Herodian (late second, first half third century): Greek historian, author of a History of the Roman Empire since the Death of Marcus Aurelius in which he describes the reign of Commodus (180-192), the Year of the Five Emperors (193), the age of the Severan dynasty (211-235), and the Year of the Six Emperors (238).
The translation was made by Edward C. Echols (Herodian of Antioch's History of the Roman Empire, 1961 Berkeley and Los Angeles) and was put online for the first time by Roger Pearse (Tertullian.Org). The version offered on these pages is hyperlinked and contains notes by Jona Lendering.
Severus and Albinus
[3.5.1]  After settling Eastern affairs in what he thought was the most advantageous way,note[Syria was divided into two provinces, Coele Syria and Phoenicia.
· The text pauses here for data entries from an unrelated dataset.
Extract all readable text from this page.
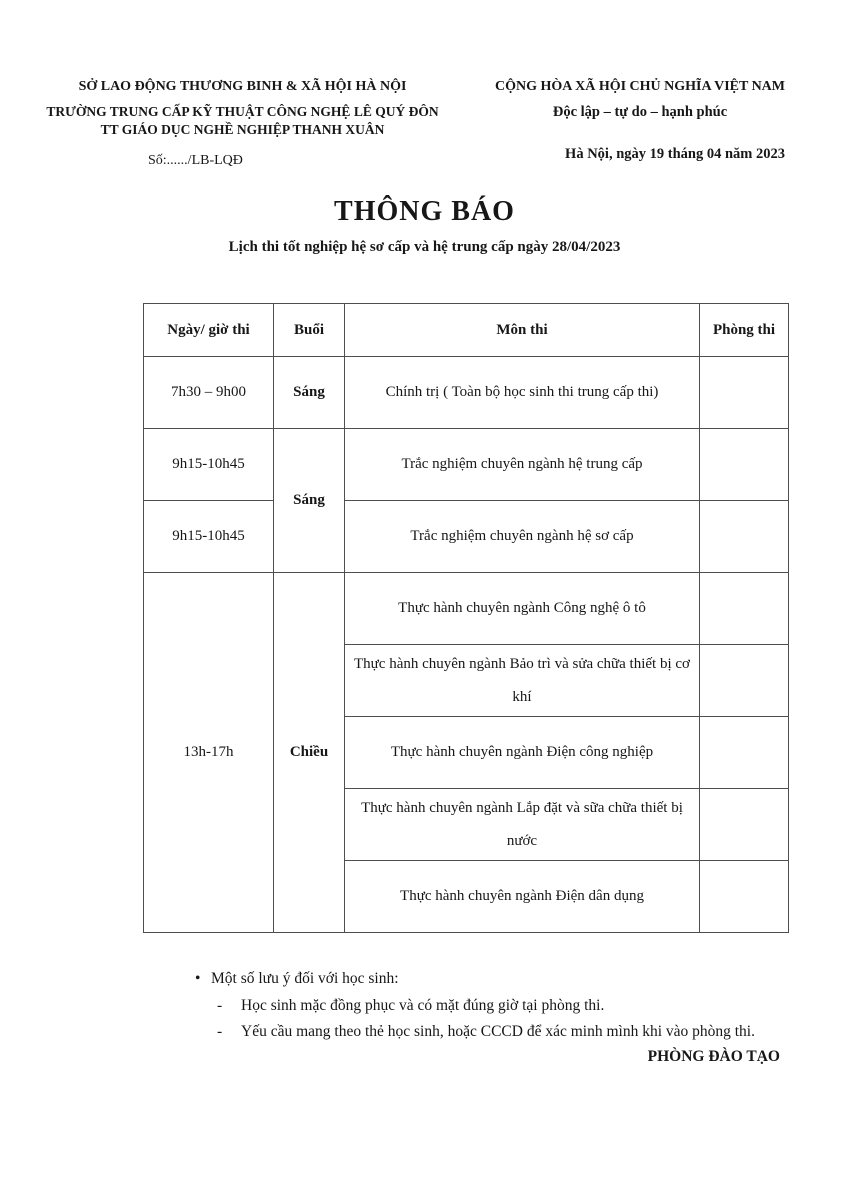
SỞ LAO ĐỘNG THƯƠNG BINH & XÃ HỘI HÀ NỘI
TRƯỜNG TRUNG CẤP KỸ THUẬT CÔNG NGHỆ LÊ QUÝ ĐÔN
TT GIÁO DỤC NGHỀ NGHIỆP THANH XUÂN
Số:....../LB-LQĐ
CỘNG HÒA XÃ HỘI CHỦ NGHĨA VIỆT NAM
Độc lập – tự do – hạnh phúc
Hà Nội, ngày 19 tháng 04 năm 2023
THÔNG BÁO
Lịch thi tốt nghiệp hệ sơ cấp và hệ trung cấp ngày 28/04/2023
Ngày/ giờ thi	Buổi	Môn thi	Phòng thi
7h30 – 9h00	Sáng	Chính trị ( Toàn bộ học sinh thi trung cấp thi)	
9h15-10h45	Sáng	Trắc nghiệm chuyên ngành hệ trung cấp	
9h15-10h45		Trắc nghiệm chuyên ngành hệ sơ cấp	
13h-17h	Chiều	Thực hành chuyên ngành Công nghệ ô tô	
		Thực hành chuyên ngành Bảo trì và sửa chữa thiết bị cơ khí	
		Thực hành chuyên ngành Điện công nghiệp	
		Thực hành chuyên ngành Lắp đặt và sữa chữa thiết bị nước	
		Thực hành chuyên ngành Điện dân dụng	
• Một số lưu ý đối với học sinh:
-	Học sinh mặc đồng phục và có mặt đúng giờ tại phòng thi.
-	Yếu cầu mang theo thẻ học sinh, hoặc CCCD để xác minh mình khi vào phòng thi.
PHÒNG ĐÀO TẠO
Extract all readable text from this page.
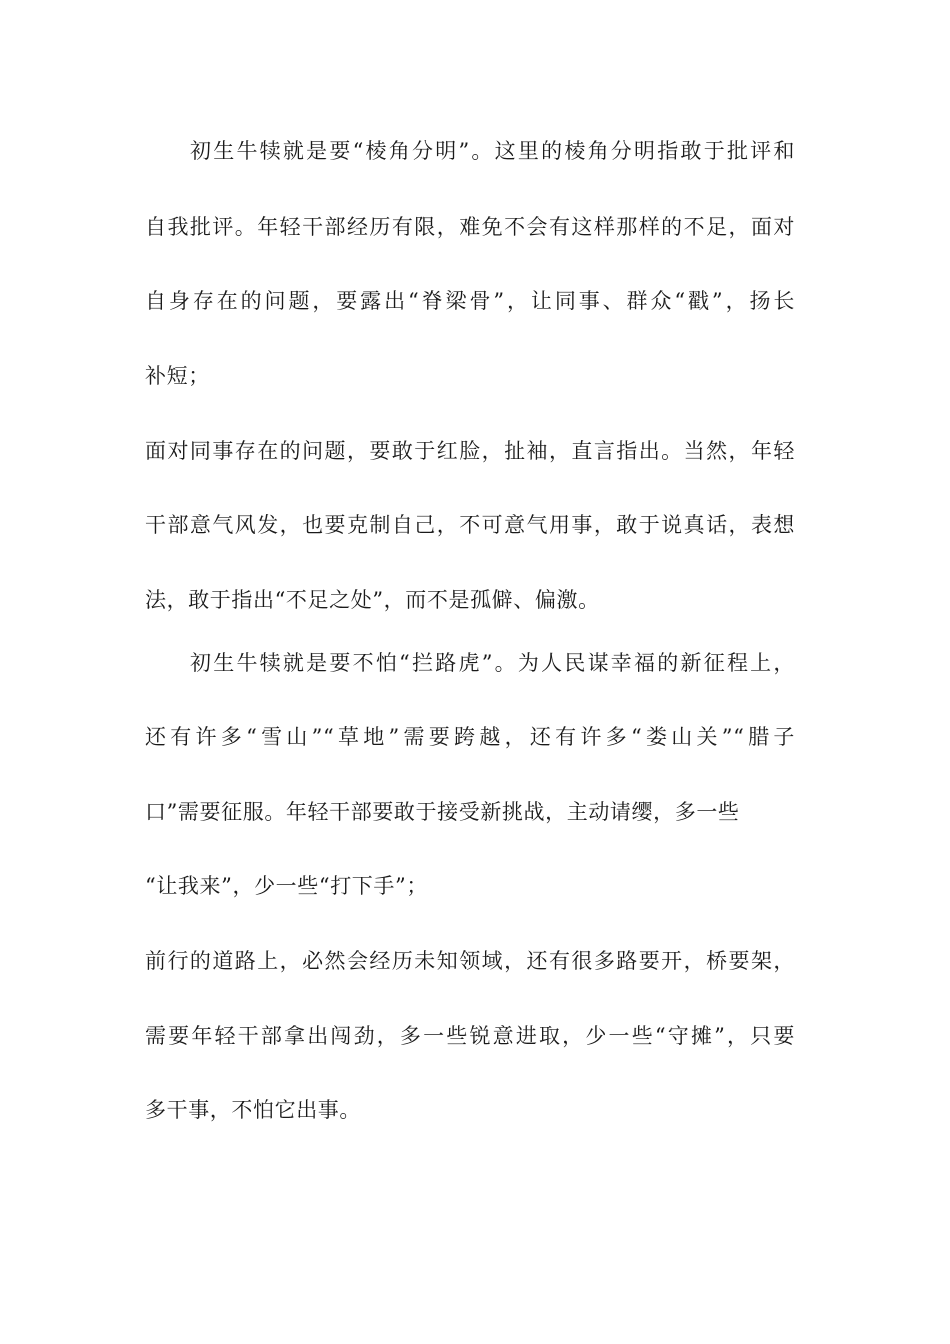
初生牛犊就是要“棱角分明”。这里的棱角分明指敢于批评和

自我批评。年轻干部经历有限，难免不会有这样那样的不足，面对

自身存在的问题，要露出“脊梁骨”，让同事、群众“戳”，扬长

补短；

面对同事存在的问题，要敢于红脸，扯袖，直言指出。当然，年轻

干部意气风发，也要克制自己，不可意气用事，敢于说真话，表想

法，敢于指出“不足之处”，而不是孤僻、偏激。

初生牛犊就是要不怕“拦路虎”。为人民谋幸福的新征程上，

还有许多“雪山”“草地”需要跨越，还有许多“娄山关”“腊子

口”需要征服。年轻干部要敢于接受新挑战，主动请缨，多一些

“让我来”，少一些“打下手”；

前行的道路上，必然会经历未知领域，还有很多路要开，桥要架，

需要年轻干部拿出闯劲，多一些锐意进取，少一些“守摊”，只要

多干事，不怕它出事。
Herodian ignores Severus' first attack on Parthia, which took place in 194/195 and resulted in the occupation of Edessa and Nisibis. Our historian also ignores that Severus' son Caracalla was made caesar, which explains why Severus and Albinus started to quarrel.] Severus wished to take the field immediately against the Hatrenian king and invade Parthia also, charging both of these kings with friendship for Niger. He put off these projects until later, however, wishing to seize the Roman empire first and make it secure for himself and his sons.
[3.5.2] Even though Niger had been eliminated, Severus considered Albinus still a menace. He now heard that this man, delighted with the title of caesar, was acting more and more like an emperor; he was informed also that a great many men, particularly the most distinguished senators, were writing public and private letters to the caesar, trying to persuade him to come to Rome while Severus was absent and occupied elsewhere. The fact is that the aristocracy much preferred Albinus as emperor because he belonged to a noble family and was reputed to have a mild nature.
[3.5.3] When he learned of these developments, Severus declined to initiate open hostility against Albinus and start a war with him since he lacked a reasonable excuse for such action. He thought it best to try to eliminate his caesar by tricking him without warning.
[3.5.4] He therefore sent his most trusted imperial messengers to Britain with secret orders to hand Albinus the dispatches openly if they were admitted to his presence. They were then to ask him to meet them privately to receive secret instructions; when Albinus agreed to this and his bodyguards were not present, the messengers were to attack him without warning and cut him down.
[3.5.5] Severus provided them with deadly poisons so that, if the opportunity presented itself, they might persuade one of his cooks or cup bearers to administer a dose in secret.
[3.5.6] Albinus' advisers, however, were suspicious of the emperor's messengers, and warned him to be on his guard against this cunning schemer. Severus' actions against Niger's governors had seriously damaged his reputation; after forcing them through their children to betray Niger, as has been related above, and after making good use of their assistance, he put them to death with their children after he had got from them everything he wanted. His actions on this occasion clearly revealed Severus' despicable character.
[3.5.7] The efforts of Severus now led Albinus to increase the size of his bodyguard. None of the emperor's men was admitted into the caesar's presence until he had first been stripped and searched for concealed weapons.
[3.5.8] Now when the messengers from Severus arrived, they handed over the dispatches to Albinus openly and asked him to retire with them to receive secret orders. But Albinus, suspicious, had the men seized, and, putting them to torture privately, discovered the entire plot; after killing the messengers, he prepared to resist his revealed enemy.